Notwithstanding, an important prerequisite for drug withdrawal therapy is that the patient is highly motivated beforehand, and that the causal relationship between drug intake and headache has been stressed. In addition, it should be emphasized that correct diagnosis of any underlying headache can only be achieved after withdrawal of all analgesics and/or migraine-specific drugs (14). Generally, the symptomatology of a migraine and/or tension-type headache emerges after withdrawal therapy.
Individuals with CDH associated with long-term misuse of headache medication and a previous history of migraine tended to respond better to abrupt drug withdrawal therapy than those who had an earlier history of tension-type headache. In group III, 16 out of those 23 patients (70%) who did not improve after drug withdrawal therapy had not reported any previous history of migraine. The remaining patients in group III (n = 7) could after drug withdrawal therapy distinguish between two types of headaches where one of them could be characterized as migraine headache.

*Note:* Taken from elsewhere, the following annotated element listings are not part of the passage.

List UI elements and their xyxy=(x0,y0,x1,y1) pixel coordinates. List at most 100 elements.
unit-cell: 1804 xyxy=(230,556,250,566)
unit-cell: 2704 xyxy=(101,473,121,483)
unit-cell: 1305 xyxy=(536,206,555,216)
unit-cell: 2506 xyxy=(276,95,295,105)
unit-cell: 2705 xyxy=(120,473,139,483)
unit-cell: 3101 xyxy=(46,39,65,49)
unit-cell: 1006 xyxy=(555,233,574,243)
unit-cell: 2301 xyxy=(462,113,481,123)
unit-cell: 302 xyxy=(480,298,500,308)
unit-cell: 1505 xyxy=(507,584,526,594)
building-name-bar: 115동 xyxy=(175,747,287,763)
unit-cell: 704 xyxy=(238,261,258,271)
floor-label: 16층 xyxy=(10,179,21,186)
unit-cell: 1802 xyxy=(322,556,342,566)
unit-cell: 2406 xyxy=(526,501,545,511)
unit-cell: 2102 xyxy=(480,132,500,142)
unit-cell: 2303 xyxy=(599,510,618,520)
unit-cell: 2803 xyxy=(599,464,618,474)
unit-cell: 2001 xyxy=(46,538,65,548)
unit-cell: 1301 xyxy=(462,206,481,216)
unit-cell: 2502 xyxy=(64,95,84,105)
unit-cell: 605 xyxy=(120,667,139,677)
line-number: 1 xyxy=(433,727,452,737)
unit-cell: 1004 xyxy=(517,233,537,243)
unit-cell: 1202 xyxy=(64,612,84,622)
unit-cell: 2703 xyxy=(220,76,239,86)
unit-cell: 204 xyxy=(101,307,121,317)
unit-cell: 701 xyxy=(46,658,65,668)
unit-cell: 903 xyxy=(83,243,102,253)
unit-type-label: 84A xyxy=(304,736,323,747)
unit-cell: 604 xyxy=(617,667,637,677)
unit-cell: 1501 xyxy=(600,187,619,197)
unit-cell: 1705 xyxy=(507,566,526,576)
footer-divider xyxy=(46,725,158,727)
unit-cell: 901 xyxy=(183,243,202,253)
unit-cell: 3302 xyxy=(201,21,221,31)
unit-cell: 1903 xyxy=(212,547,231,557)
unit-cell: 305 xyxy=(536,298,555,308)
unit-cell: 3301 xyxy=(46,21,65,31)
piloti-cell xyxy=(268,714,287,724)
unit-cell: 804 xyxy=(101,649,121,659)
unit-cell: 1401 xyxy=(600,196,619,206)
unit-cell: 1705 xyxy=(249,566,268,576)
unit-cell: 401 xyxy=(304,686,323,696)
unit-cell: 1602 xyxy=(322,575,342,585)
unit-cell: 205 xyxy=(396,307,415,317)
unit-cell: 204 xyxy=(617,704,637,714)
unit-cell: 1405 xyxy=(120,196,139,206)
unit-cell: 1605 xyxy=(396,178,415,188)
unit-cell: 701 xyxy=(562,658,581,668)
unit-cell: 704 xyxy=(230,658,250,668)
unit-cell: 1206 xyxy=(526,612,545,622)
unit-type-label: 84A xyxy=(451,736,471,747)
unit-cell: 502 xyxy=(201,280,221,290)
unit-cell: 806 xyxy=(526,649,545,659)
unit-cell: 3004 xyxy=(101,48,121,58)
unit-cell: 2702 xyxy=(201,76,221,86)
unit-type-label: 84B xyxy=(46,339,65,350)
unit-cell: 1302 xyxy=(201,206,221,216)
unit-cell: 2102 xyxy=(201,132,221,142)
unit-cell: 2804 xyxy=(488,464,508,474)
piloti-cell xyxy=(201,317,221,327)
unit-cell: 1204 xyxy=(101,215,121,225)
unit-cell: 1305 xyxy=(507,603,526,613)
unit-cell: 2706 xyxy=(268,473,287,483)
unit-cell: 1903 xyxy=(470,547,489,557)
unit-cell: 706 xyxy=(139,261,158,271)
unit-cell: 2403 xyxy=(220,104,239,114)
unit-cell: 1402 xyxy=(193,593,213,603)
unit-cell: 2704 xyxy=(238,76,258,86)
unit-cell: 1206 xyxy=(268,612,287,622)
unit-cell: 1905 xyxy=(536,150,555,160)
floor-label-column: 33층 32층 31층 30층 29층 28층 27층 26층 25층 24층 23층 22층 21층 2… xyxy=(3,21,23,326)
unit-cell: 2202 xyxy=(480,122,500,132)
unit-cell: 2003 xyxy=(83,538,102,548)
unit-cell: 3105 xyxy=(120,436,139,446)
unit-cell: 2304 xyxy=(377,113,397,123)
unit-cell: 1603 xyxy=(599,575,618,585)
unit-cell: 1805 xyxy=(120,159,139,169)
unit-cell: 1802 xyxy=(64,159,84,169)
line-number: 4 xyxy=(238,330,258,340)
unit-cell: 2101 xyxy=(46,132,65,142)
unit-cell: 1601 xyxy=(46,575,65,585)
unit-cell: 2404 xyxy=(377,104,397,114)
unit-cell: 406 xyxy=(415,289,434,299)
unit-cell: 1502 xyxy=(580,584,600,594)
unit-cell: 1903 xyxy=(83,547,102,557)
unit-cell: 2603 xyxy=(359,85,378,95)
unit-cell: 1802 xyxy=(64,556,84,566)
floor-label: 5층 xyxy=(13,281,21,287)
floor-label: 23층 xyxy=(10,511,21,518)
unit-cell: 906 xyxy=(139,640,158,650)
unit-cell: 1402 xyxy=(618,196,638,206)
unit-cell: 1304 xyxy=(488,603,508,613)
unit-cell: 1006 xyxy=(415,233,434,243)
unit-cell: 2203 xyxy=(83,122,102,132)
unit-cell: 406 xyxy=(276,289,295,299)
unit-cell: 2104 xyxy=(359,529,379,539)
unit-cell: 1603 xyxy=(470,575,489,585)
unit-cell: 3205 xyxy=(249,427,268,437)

Patients with misuse of codeine (n = 14, data not shown) were also able to accomplish out-patient withdrawal and reported a similar pattern of abstinence symptoms in comparison with patients with misuse of non-psychotropic drugs. Neither ergotamine nor sumatriptan differed with regard to withdrawal symptoms. Because the last individuals were recruited as late as 2 months before submission of this study, it was still not possible to evaluate the relapse rate.
In conclusion, the results presented in this study lend further support to out-patient abrupt drug withdrawal as being an efficacious and pragmatic first-line treatment of CDH associated with long-term misuse of headache medication. Based on the experience of abrupt withdrawal therapy at Gothenburg Migraine Clinic, we would like to suggest the following treatment approach in patients with CDH associated with long-term misuse of headache medication: (i) diagnosis, information and motivation in an atmosphere characterized by a good patient–doctor relationship. Introduction of the headache diary; (ii) start of thoroughly planned ambulatory abrupt drug withdrawal therapy where the patient is given the possibility to contact the clinic for support; (iii) first follow-up visits for evaluation after 1 month. If improved, continue withdrawal therapy for another month. If there is no improvement, initiate treatment with a tricyclic before bedtime and by using slow titration; (iv) diagnosis of any headache that may still exist after the drug withdrawal therapy and based on the diagnosis initiation of individually tailored therapy and further follow-up visits.